Before he can get to all of the insanity that went down during the two-week period after Jay’s 10 PM show was cancelled and Conan refused to allow The Tonight Show to be moved back to 12:05 so that Jay could return to an 11:30 time-slot, Mr. Carter steps back a full five years to begin the story with the events that he felt led, almost inevitably, to that showdown. After an introductory chapter set at an uncomfortable NBC “upfront” presentation in 2009, the book moves back in time to 2004, and depicts the behind-the-scenes decision-making that resulted in NBC’s surprise move to promise Conan O’Brien that he would be installed as the host of The Tonight Show five years later, even though Jay Leno had been scoring great ratings and beating his rival David Letterman regularly for the past decade-and-a-half. That announcement raised a lot of eyebrows back in 2004 (I remember it raising mine, even though I was thrilled to hear that Conan would be replacing Jay), and through the book we get a lot of insight into how and why that all went down the way it did.
The book then moves forward to 2008, when NBC is now faced with the imminent loss of one of its late-night stars, Jay, and is desperate to come up with a solution that will allow them to hold on to both Jay and Conan. Shades of 1993, when NBC was desperate to find a way to hold onto its two big late-night stars of the time, Jay and Dave! Mr. Carter takes us through Jeff Zucker’s idea for the 10 PM show for Jay, and the middle chapters of the book depicts how and why that show quickly failed. Then, at last, we get to those fateful weeks in 2009, when things came to a head and everything exploded in NBC’s face.

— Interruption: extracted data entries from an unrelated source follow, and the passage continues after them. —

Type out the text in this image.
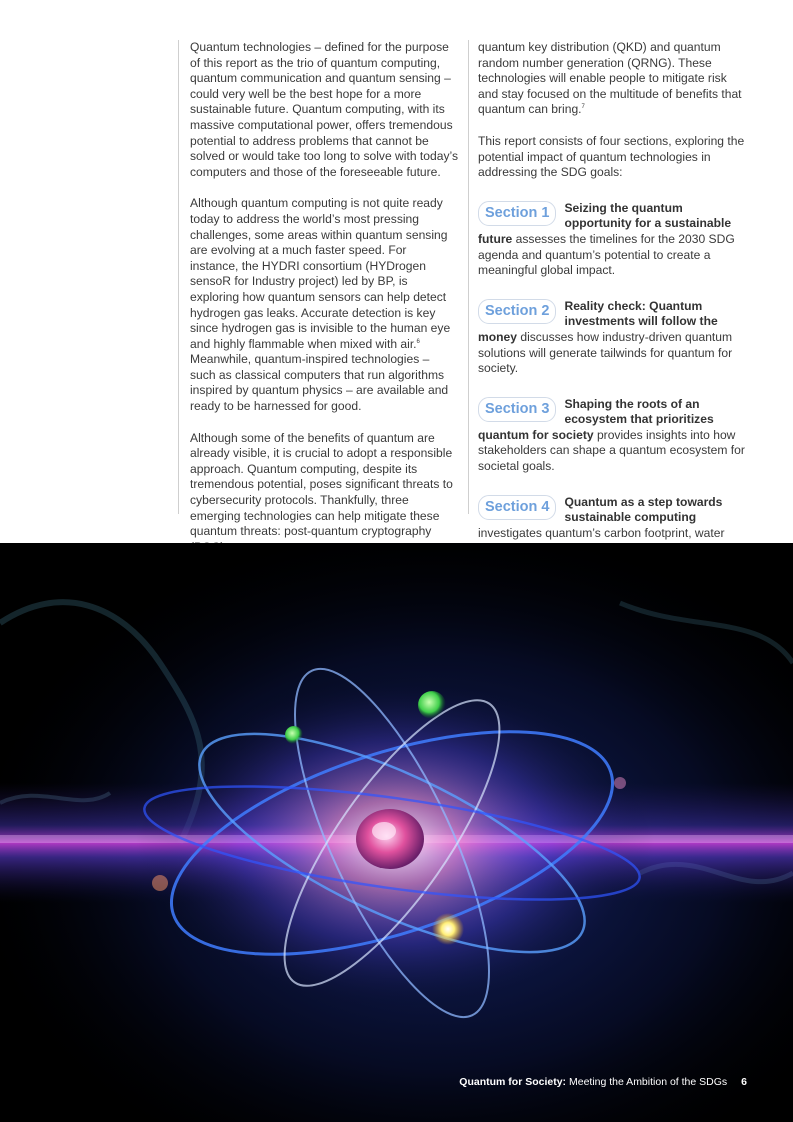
Quantum technologies – defined for the purpose of this report as the trio of quantum computing, quantum communication and quantum sensing – could very well be the best hope for a more sustainable future. Quantum computing, with its massive computational power, offers tremendous potential to address problems that cannot be solved or would take too long to solve with today’s computers and those of the foreseeable future.

Although quantum computing is not quite ready today to address the world’s most pressing challenges, some areas within quantum sensing are evolving at a much faster speed. For instance, the HYDRI consortium (HYDrogen sensoR for Industry project) led by BP, is exploring how quantum sensors can help detect hydrogen gas leaks. Accurate detection is key since hydrogen gas is invisible to the human eye and highly flammable when mixed with air.$^6$ Meanwhile, quantum-inspired technologies – such as classical computers that run algorithms inspired by quantum physics – are available and ready to be harnessed for good.

Although some of the benefits of quantum are already visible, it is crucial to adopt a responsible approach. Quantum computing, despite its tremendous potential, poses significant threats to cybersecurity protocols. Thankfully, three emerging technologies can help mitigate these quantum threats: post-quantum cryptography

quantum key distribution (QKD) and quantum random number generation (QRNG). These technologies will enable people to mitigate risk and stay focused on the multitude of benefits that quantum can bring.$^7$

This report consists of four sections, exploring the potential impact of quantum technologies in addressing the SDG goals:

Section 1	Seizing the quantum opportunity for a sustainable future assesses the timelines for the 2030 SDG agenda and quantum’s potential to create a meaningful global impact.
Section 2	Reality check: Quantum investments will follow the money discusses how industry-driven quantum solutions will generate tailwinds for quantum for society.
Section 3	Shaping the roots of an ecosystem that prioritizes quantum for society provides insights into how stakeholders can shape a quantum ecosystem for societal goals.
Section 4	Quantum as a step towards sustainable computing investigates quantum’s carbon footprint, water
Quantum for Society: Meeting the Ambition of the SDGs 6
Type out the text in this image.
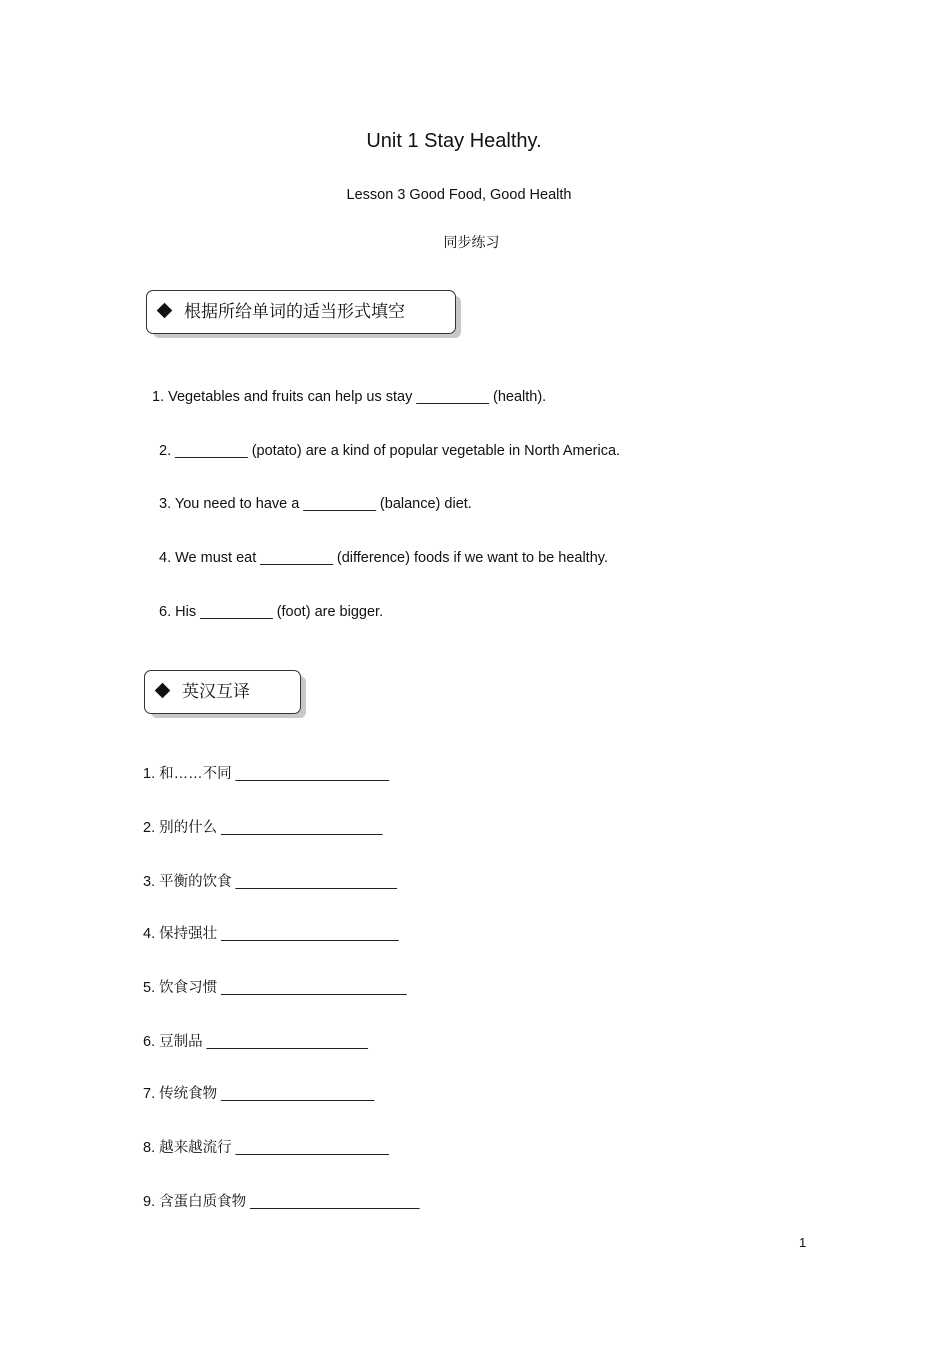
Unit 1 Stay Healthy.
Lesson 3 Good Food, Good Health
同步练习
根据所给单词的适当形式填空
1. Vegetables and fruits can help us stay _________ (health).
2. _________ (potato) are a kind of popular vegetable in North America.
3. You need to have a _________ (balance) diet.
4. We must eat _________ (difference) foods if we want to be healthy.
6. His _________ (foot) are bigger.
英汉互译
1. 和……不同 ___________________
2. 别的什么 ____________________
3. 平衡的饮食 ____________________
4. 保持强壮 ______________________
5. 饮食习惯 _______________________
6. 豆制品 ____________________
7. 传统食物 ___________________
8. 越来越流行 ___________________
9. 含蛋白质食物 _____________________
1
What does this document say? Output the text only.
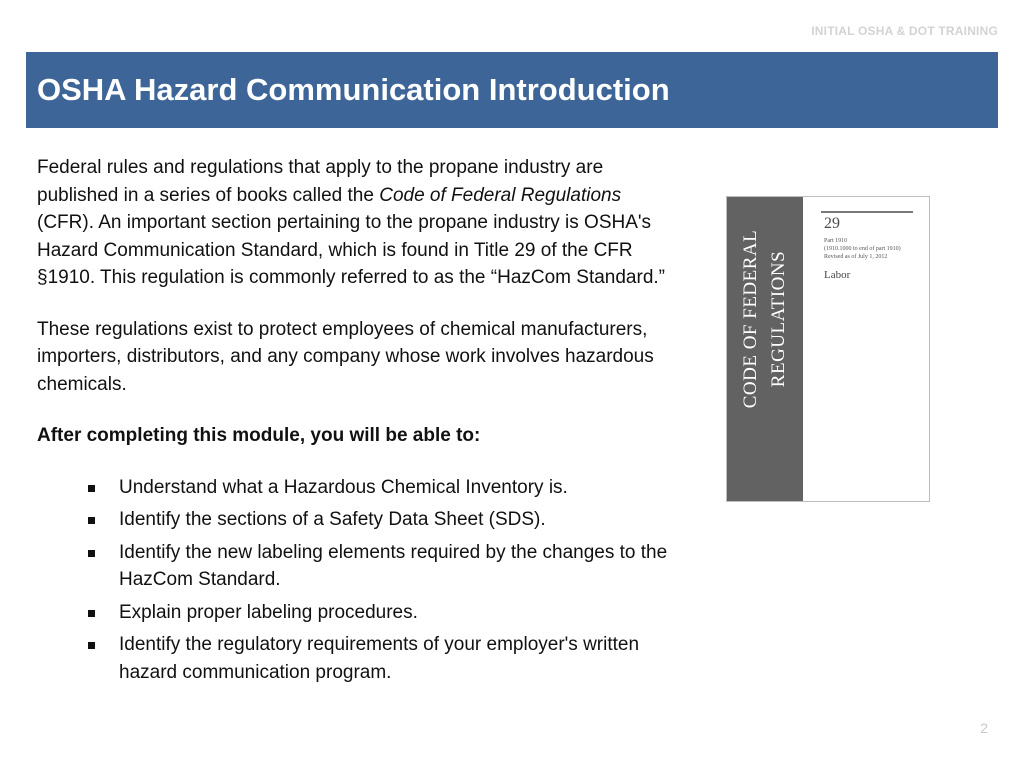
INITIAL OSHA & DOT TRAINING
OSHA Hazard Communication Introduction

Federal rules and regulations that apply to the propane industry are published in a series of books called the Code of Federal Regulations (CFR). An important section pertaining to the propane industry is OSHA's Hazard Communication Standard, which is found in Title 29 of the CFR §1910. This regulation is commonly referred to as the “HazCom Standard.”

These regulations exist to protect employees of chemical manufacturers, importers, distributors, and any company whose work involves hazardous chemicals.

After completing this module, you will be able to:

Understand what a Hazardous Chemical Inventory is.
Identify the sections of a Safety Data Sheet (SDS).
Identify the new labeling elements required by the changes to the HazCom Standard.
Explain proper labeling procedures.
Identify the regulatory requirements of your employer's written hazard communication program.
CODE OF FEDERAL REGULATIONS
29
Part 1910
(1910.1000 to end of part 1910)
Revised as of July 1, 2012
Labor
2
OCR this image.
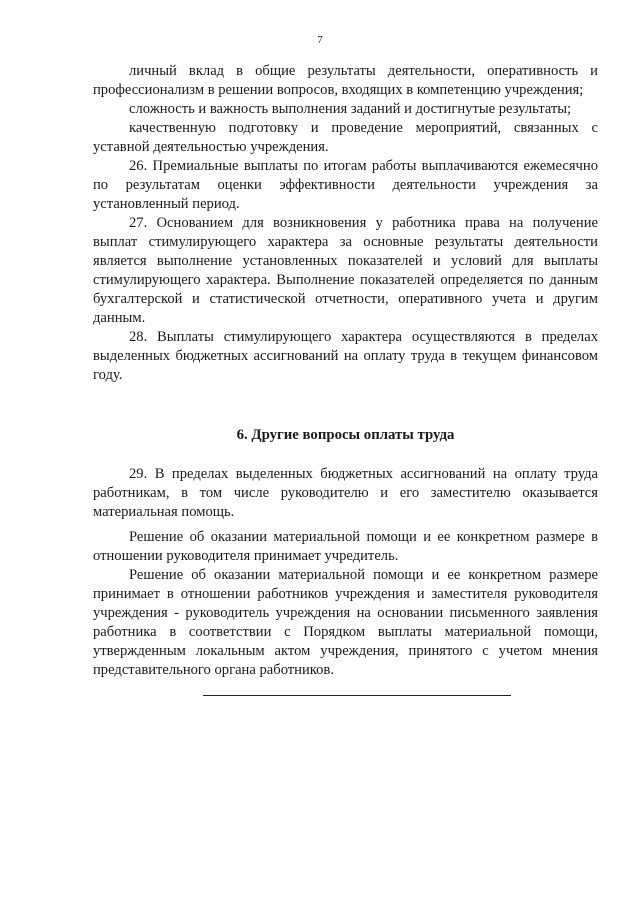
7

личный вклад в общие результаты деятельности, оперативность и профессионализм в решении вопросов, входящих в компетенцию учреждения;

сложность и важность выполнения заданий и достигнутые результаты;

качественную подготовку и проведение мероприятий, связанных с уставной деятельностью учреждения.

26. Премиальные выплаты по итогам работы выплачиваются ежемесячно по результатам оценки эффективности деятельности учреждения за установленный период.

27. Основанием для возникновения у работника права на получение выплат стимулирующего характера за основные результаты деятельности является выполнение установленных показателей и условий для выплаты стимулирующего характера. Выполнение показателей определяется по данным бухгалтерской и статистической отчетности, оперативного учета и другим данным.

28. Выплаты стимулирующего характера осуществляются в пределах выделенных бюджетных ассигнований на оплату труда в текущем финансовом году.

6. Другие вопросы оплаты труда

29. В пределах выделенных бюджетных ассигнований на оплату труда работникам, в том числе руководителю и его заместителю оказывается материальная помощь.

Решение об оказании материальной помощи и ее конкретном размере в отношении руководителя принимает учредитель.

Решение об оказании материальной помощи и ее конкретном размере принимает в отношении работников учреждения и заместителя руководителя учреждения - руководитель учреждения на основании письменного заявления работника в соответствии с Порядком выплаты материальной помощи, утвержденным локальным актом учреждения, принятого с учетом мнения представительного органа работников.
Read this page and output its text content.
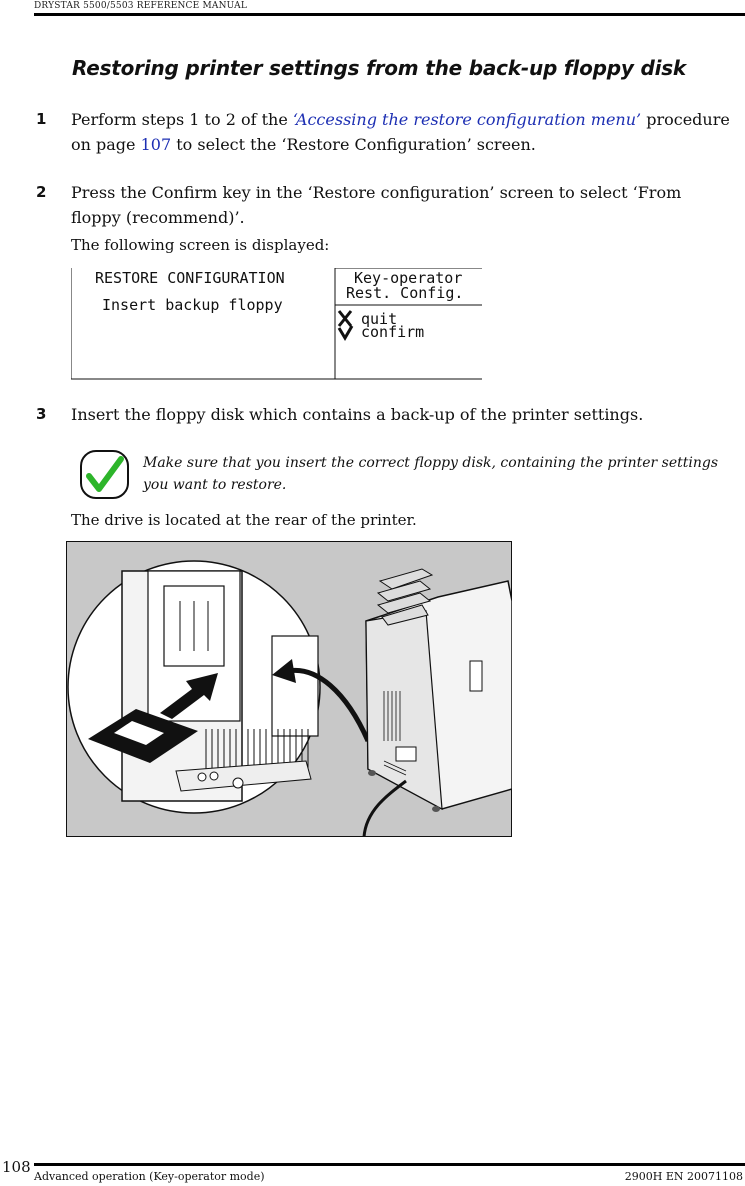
DRYSTAR 5500/5503 REFERENCE MANUAL
Restoring printer settings from the back-up floppy disk
1 Perform steps 1 to 2 of the ‘Accessing the restore configuration menu’ procedure
on page 107 to select the ‘Restore Configuration’ screen.
2 Press the Confirm key in the ‘Restore configuration’ screen to select ‘From
floppy (recommend)’.
The following screen is displayed:
RESTORE CONFIGURATION
Insert backup floppy
Key-operator
Rest. Config.
quit
confirm
3 Insert the floppy disk which contains a back-up of the printer settings.
Make sure that you insert the correct floppy disk, containing the printer settings
you want to restore.
The drive is located at the rear of the printer.
108
Advanced operation (Key-operator mode)	2900H EN 20071108
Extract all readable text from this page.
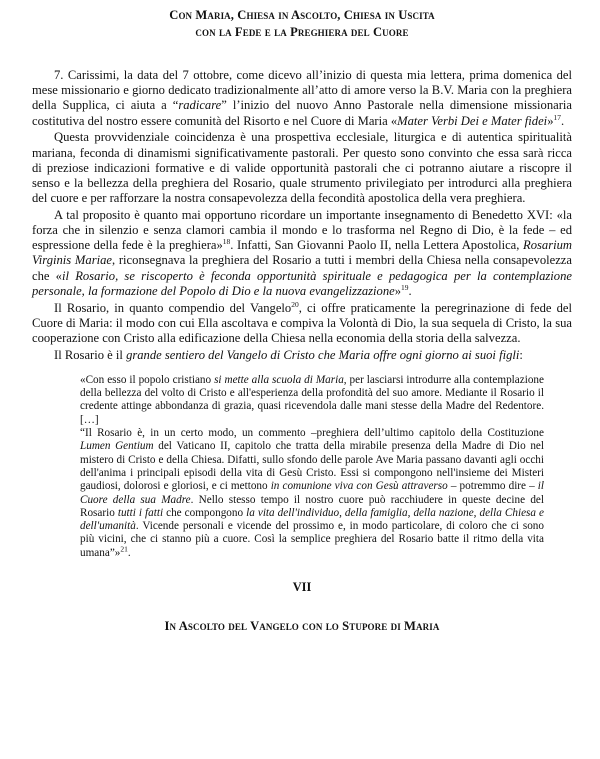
Con Maria, Chiesa in Ascolto, Chiesa in Uscita
con la Fede e la Preghiera del Cuore

7. Carissimi, la data del 7 ottobre, come dicevo all’inizio di questa mia lettera, prima domenica del mese missionario e giorno dedicato tradizionalmente all’atto di amore verso la B.V. Maria con la preghiera della Supplica, ci aiuta a “radicare” l’inizio del nuovo Anno Pastorale nella dimensione missionaria costitutiva del nostro essere comunità del Risorto e nel Cuore di Maria «Mater Verbi Dei e Mater fidei»$^{17}$.

Questa provvidenziale coincidenza è una prospettiva ecclesiale, liturgica e di autentica spiritualità mariana, feconda di dinamismi significativamente pastorali. Per questo sono convinto che essa sarà ricca di preziose indicazioni formative e di valide opportunità pastorali che ci potranno aiutare a riscopre il senso e la bellezza della preghiera del Rosario, quale strumento privilegiato per introdurci alla preghiera del cuore e per rafforzare la nostra consapevolezza della fecondità apostolica della vera preghiera.

A tal proposito è quanto mai opportuno ricordare un importante insegnamento di Benedetto XVI: «la forza che in silenzio e senza clamori cambia il mondo e lo trasforma nel Regno di Dio, è la fede – ed espressione della fede è la preghiera»$^{18}$. Infatti, San Giovanni Paolo II, nella Lettera Apostolica, Rosarium Virginis Mariae, riconsegnava la preghiera del Rosario a tutti i membri della Chiesa nella consapevolezza che «il Rosario, se riscoperto è feconda opportunità spirituale e pedagogica per la contemplazione personale, la formazione del Popolo di Dio e la nuova evangelizzazione»$^{19}$.

Il Rosario, in quanto compendio del Vangelo$^{20}$, ci offre praticamente la peregrinazione di fede del Cuore di Maria: il modo con cui Ella ascoltava e compiva la Volontà di Dio, la sua sequela di Cristo, la sua cooperazione con Cristo alla edificazione della Chiesa nella economia della storia della salvezza.

Il Rosario è il grande sentiero del Vangelo di Cristo che Maria offre ogni giorno ai suoi figli:

«Con esso il popolo cristiano si mette alla scuola di Maria, per lasciarsi introdurre alla contemplazione della bellezza del volto di Cristo e all'esperienza della profondità del suo amore. Mediante il Rosario il credente attinge abbondanza di grazia, quasi ricevendola dalle mani stesse della Madre del Redentore. […]

“Il Rosario è, in un certo modo, un commento –preghiera dell’ultimo capitolo della Costituzione Lumen Gentium del Vaticano II, capitolo che tratta della mirabile presenza della Madre di Dio nel mistero di Cristo e della Chiesa. Difatti, sullo sfondo delle parole Ave Maria passano davanti agli occhi dell'anima i principali episodi della vita di Gesù Cristo. Essi si compongono nell'insieme dei Misteri gaudiosi, dolorosi e gloriosi, e ci mettono in comunione viva con Gesù attraverso – potremmo dire – il Cuore della sua Madre. Nello stesso tempo il nostro cuore può racchiudere in queste decine del Rosario tutti i fatti che compongono la vita dell'individuo, della famiglia, della nazione, della Chiesa e dell'umanità. Vicende personali e vicende del prossimo e, in modo particolare, di coloro che ci sono più vicini, che ci stanno più a cuore. Così la semplice preghiera del Rosario batte il ritmo della vita umana”»$^{21}$.

VII
In Ascolto del Vangelo con lo Stupore di Maria
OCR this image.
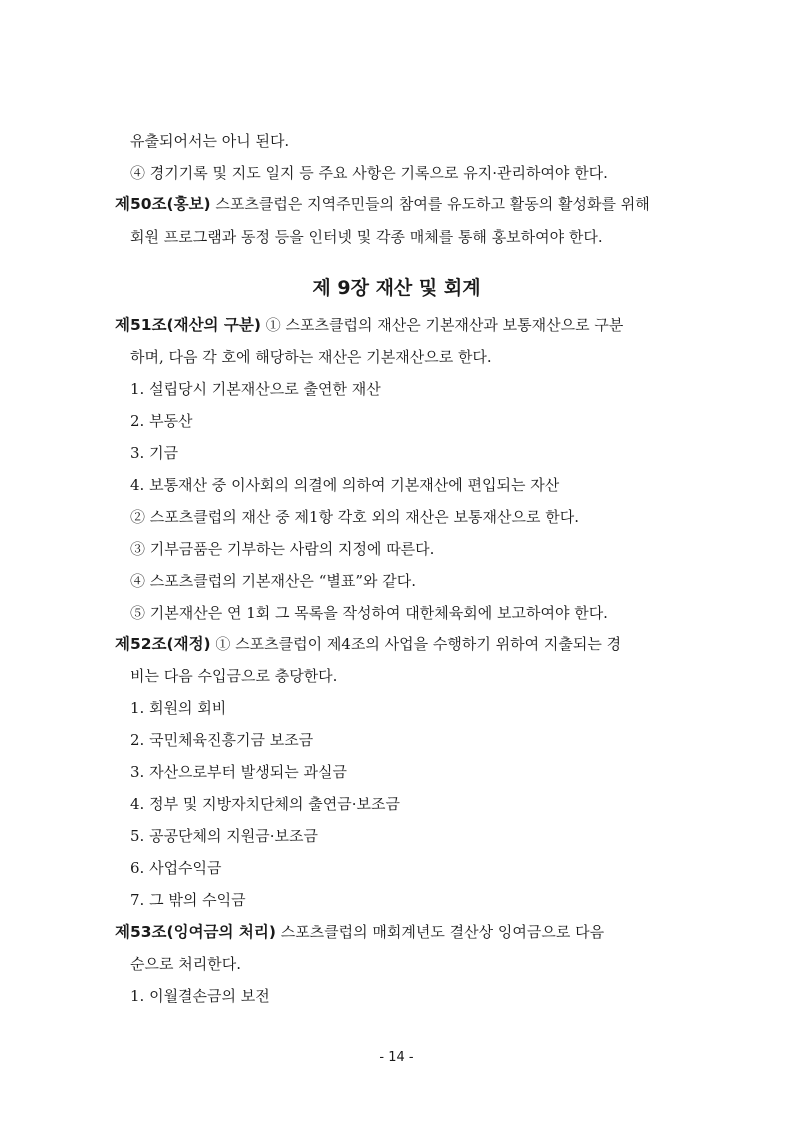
유출되어서는 아니 된다.
④ 경기기록 및 지도 일지 등 주요 사항은 기록으로 유지·관리하여야 한다.
제50조(홍보) 스포츠클럽은 지역주민들의 참여를 유도하고 활동의 활성화를 위해
회원 프로그램과 동정 등을 인터넷 및 각종 매체를 통해 홍보하여야 한다.
제 9장 재산 및 회계
제51조(재산의 구분) ① 스포츠클럽의 재산은 기본재산과 보통재산으로 구분
하며, 다음 각 호에 해당하는 재산은 기본재산으로 한다.
1. 설립당시 기본재산으로 출연한 재산
2. 부동산
3. 기금
4. 보통재산 중 이사회의 의결에 의하여 기본재산에 편입되는 자산
② 스포츠클럽의 재산 중 제1항 각호 외의 재산은 보통재산으로 한다.
③ 기부금품은 기부하는 사람의 지정에 따른다.
④ 스포츠클럽의 기본재산은 “별표”와 같다.
⑤ 기본재산은 연 1회 그 목록을 작성하여 대한체육회에 보고하여야 한다.
제52조(재정) ① 스포츠클럽이 제4조의 사업을 수행하기 위하여 지출되는 경
비는 다음 수입금으로 충당한다.
1. 회원의 회비
2. 국민체육진흥기금 보조금
3. 자산으로부터 발생되는 과실금
4. 정부 및 지방자치단체의 출연금·보조금
5. 공공단체의 지원금·보조금
6. 사업수익금
7. 그 밖의 수익금
제53조(잉여금의 처리) 스포츠클럽의 매회계년도 결산상 잉여금으로 다음
순으로 처리한다.
1. 이월결손금의 보전
- 14 -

This is great, juicy material, and I was thoroughly engrossed in The War For Late Night. As with his previous book, The Late Shift, Mr. Carter has done an enormous amount of research and the book really benefits from all of the interviews that Mr. Carter conducted. Much of the story is told by the participants’ own words. That gives the book a strong you-were-there feel, and that peek behind the curtain of TV show-biz is tantalizing.
What weakens The War For Late Night somewhat for me, though, was how long it takes for the book to get to “the good stuff.” All of the decision-making and machinations in 2004 and 2008 are interesting, but what I really wanted to read about (and I suspect I’m not alone on this) was about how and why everything went down after the cancellation of Jay’s 10 PM show. Why didn’t NBC just allow the now-damaged Jay to leave at that point? What led them to thinking that returning Jay to 11:30 and bumping Conan until after midnight was a good idea? Why did they think Conan would go for that? Why did Jay allow the network to treat Conan in that matter? Why, ultimately, did the network decide to reverse their 2004 decision and choose Jay over Conan as the host of The Tonight Show, and just how exactly did Conan wind up at the cable channel TBS?
Those are the questions that I wanted answered, and while the book does indeed cover all of those topics in its last third, those sections felt a bit rushed to me. I wanted Mr. Carter to have spent a little more time on his depiction of those events — to have dug a little deeper and given us a little more insight into all that went down. It’s hard to point at what’s not in the book because I obviously don’t know what, if anything, hasn’t been included! I’m sure Mr. Carter didn’t leave anything out on purpose — I just felt that he was able to get a lot more information about everyone’s actions in 2004 than in 2009. (This might be because the 2009 events were still so fresh and the wounds still so recent for so many involved — but, of course, that’s WHY the book was written in the first place, right?) In particular, Mr. O’Brien’s decision to start a new show at TBS — which caught so many in show business off-guard, and which is still, today, a little head-scratching — is covered in just about ten pages. Here is a key moment where I would have loved to have gotten a little more of an insight in what was going on in Mr. O’Brien’s head when he made that decision, and what his hopes are for this new venture on cable.
While not quite the home run that The Late Shift was, I can still say that I really enjoyed The War For Late Night, and I certainly tore through the book at a rapid clip. For anyone who followed the unfolding of this bizarre drama last year, this book is worth a read.